Some programs however require platform security capabilities that cannot be granted by the user. These programs must be tested externally, and signed with a certificate that the software installer recognises as coming from a trusted identity. This process is done through the Symbian Signed programme. Full details are at http://www.symbiansigned.com/; there is also a presentation on the Symbian developers’ web site: http://www.symbian.com/symbiansigned/. More detailed discussion of when you may or may not require a program to be Symbian Signed is available at the Implementing Platform Security for ISVs whitepaper on DevNet.
In order to test such applications on production phones, prior to the application being submitted to Symbian Signed, the SIS file must be signed with a special “development” certificate, which allows the application to be installed without having been through the external testing and signing process. These certificates are locked to the specific individual phones on which testing will take place (through the IMEI/ESN number). Development certificates are obtained through http://www.symbiansigned.com/.
The diagram below shows the key files and tools used in the process
of creating a SIS file. The makesis
tool uses the package file to
create an unsigned SIS file. The signsis
tool can then be used to
sign the SIS file with a certificate to create a signed SIS file that can be
installed.
The createsis
tool is a wrapper around these two tools,
which allows the whole process to be done in one step. If the program is being
signed by the developer, rather than being signed through Symbian Signed, then
createsis
can also create the certificate to use.
For more details of these tools and the package file format, see Installation guide and Installation reference.
The typical means of distributing add-on programs commerically is to make the installation file available on disk or for download to a PC. From there, the user installs the installation file to the phone using PC connectivity software. Some phones may also allow direct download of installation files to the phone, for example through a web browser.
As with the emulator, the preferred way to debug programs built into ROM or installed on phones is through a debugger IDE connected to the phone. See the CodeWarrior product information for the versions of the OS and phones supported by versions of that IDE.
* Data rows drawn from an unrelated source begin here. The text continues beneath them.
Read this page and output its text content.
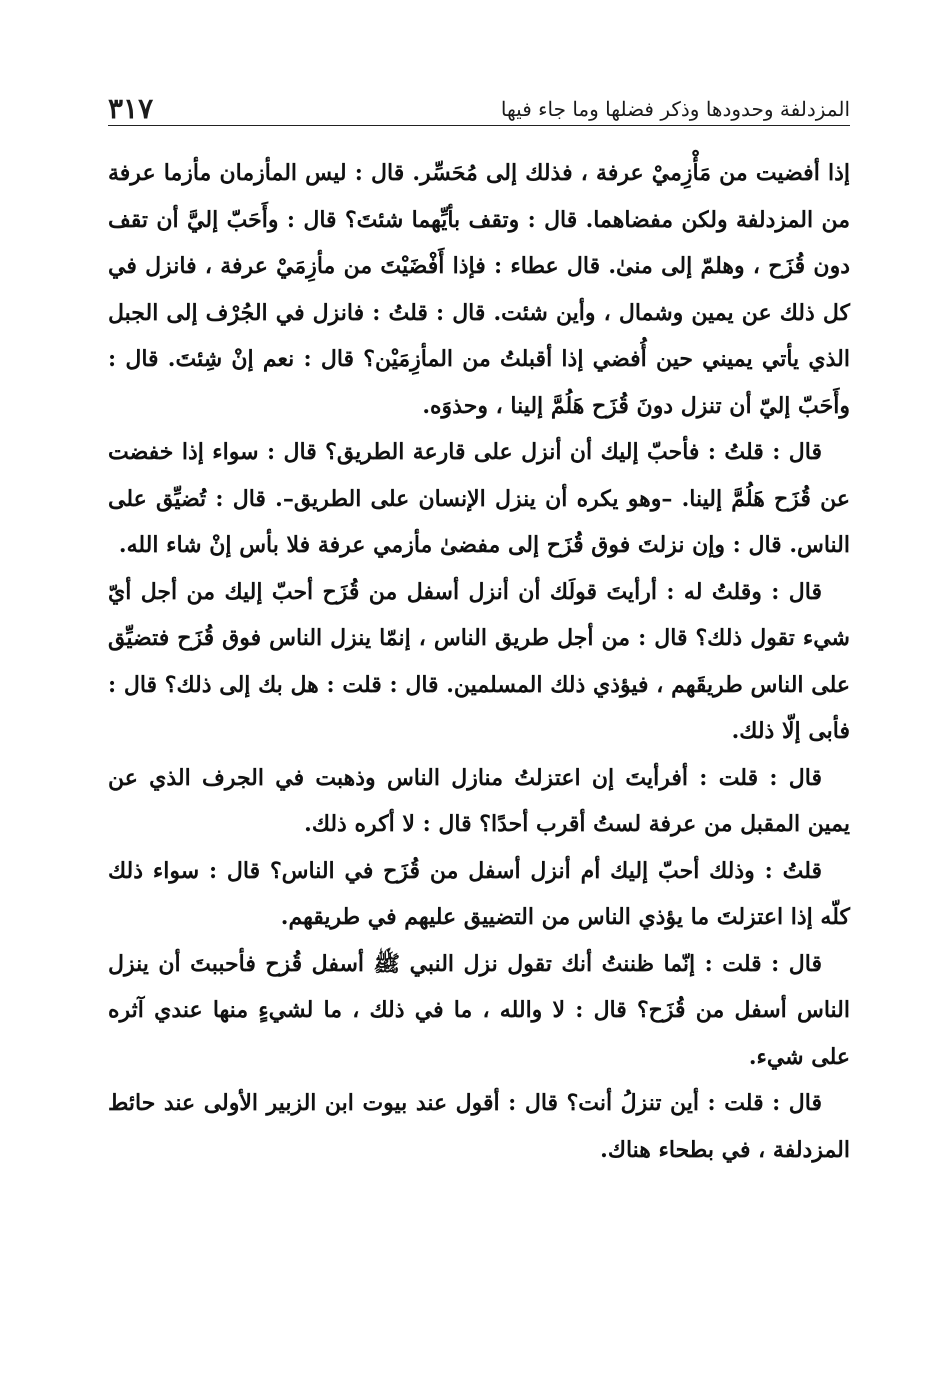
المزدلفة وحدودها وذكر فضلها وما جاء فيها
٣١٧

إذا أفضيت من مَأْزِميْ عرفة ، فذلك إلى مُحَسِّر. قال : ليس المأزمان مأزما عرفة من المزدلفة ولكن مفضاهما. قال : وتقف بأيِّهما شئتَ؟ قال : وأَحَبّ إليَّ أن تقف دون قُزَح ، وهلمّ إلى منىٰ. قال عطاء : فإذا أَفْضَيْتَ من مأزِمَيْ عرفة ، فانزل في كل ذلك عن يمين وشمال ، وأين شئت. قال : قلتُ : فانزل في الجُرْف إلى الجبل الذي يأتي يميني حين أُفضي إذا أقبلتُ من المأزِمَيْن؟ قال : نعم إنْ شِئتَ. قال : وأَحَبّ إليّ أن تنزل دونَ قُزَح هَلُمَّ إلينا ، وحذوَه.

قال : قلتُ : فأحبّ إليك أن أنزل على قارعة الطريق؟ قال : سواء إذا خفضت عن قُزَح هَلُمَّ إلينا. –وهو يكره أن ينزل الإنسان على الطريق–. قال : تُضيِّق على الناس. قال : وإن نزلتَ فوق قُزَح إلى مفضىٰ مأزمي عرفة فلا بأس إنْ شاء الله.

قال : وقلتُ له : أرأيتَ قولَك أن أنزل أسفل من قُزَح أحبّ إليك من أجل أيّ شيء تقول ذلك؟ قال : من أجل طريق الناس ، إنمّا ينزل الناس فوق قُزَح فتضيِّق على الناس طريقَهم ، فيؤذي ذلك المسلمين. قال : قلت : هل بك إلى ذلك؟ قال : فأبى إلّا ذلك.

قال : قلت : أفرأيتَ إن اعتزلتُ منازل الناس وذهبت في الجرف الذي عن يمين المقبل من عرفة لستُ أقرب أحدًا؟ قال : لا أكره ذلك.

قلتُ : وذلك أحبّ إليك أم أنزل أسفل من قُزَح في الناس؟ قال : سواء ذلك كلّه إذا اعتزلتَ ما يؤذي الناس من التضييق عليهم في طريقهم.

قال : قلت : إنّما ظننتُ أنك تقول نزل النبي ﷺ أسفل قُزح فأحببتَ أن ينزل الناس أسفل من قُزَح؟ قال : لا والله ، ما في ذلك ، ما لشيءٍ منها عندي آثره على شيء.

قال : قلت : أين تنزلُ أنت؟ قال : أقول عند بيوت ابن الزبير الأولى عند حائط المزدلفة ، في بطحاء هناك.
As noted previously, programs can also write debug log messages using
the RDebug::Printf
API. Messages are sent to the serial port, from
where it can be viewed using a terminal emulator on a connected PC.
Reference ROMs also include the tool D_EXC
, which traps
panics and exceptions occurring in user-side programs, and logs the information
for later analysis. This tool and others are discussed in more detail in the
white paper "Hardware Debugging using Symbian OS" on the Symbian partner
extranet.
For device driver and kernel-side developers, when a kernel crash, system process panic, or unhandled processor exception occurs, a debug monitor program is started. This allows a developer to get information about the state of the device, through a terminal emulator on a PC connected through a serial port. For more information, see Debugging information in the Device Driver Guide.
Unsatisfactory performance can be an issue encountered when testing programs on hardware. Profiling tools provide a means to discover where the program is spending most time, so that these areas can be targetted for optimisation.
For reference hardware, a profiling tool is available that writes
profilling data to file, which can then be analysed on a PC. For details, see
cedar\generic\base\e32utils\analyse\profiler.rtf
in DevKit source
code.
Third party tools may also be available for profiling.
RThread::GetCpuTime()
gets the CPU usage for a
thread. Its functionality is optional, and may not be available on production
phones.
Note that the RDebug
profiling APIs available on the
previous kernel (EKA1) are not available on the current kernel (EKA2).
Some suggestions for techniques for optimisation are provided in How to optimise application start-up time.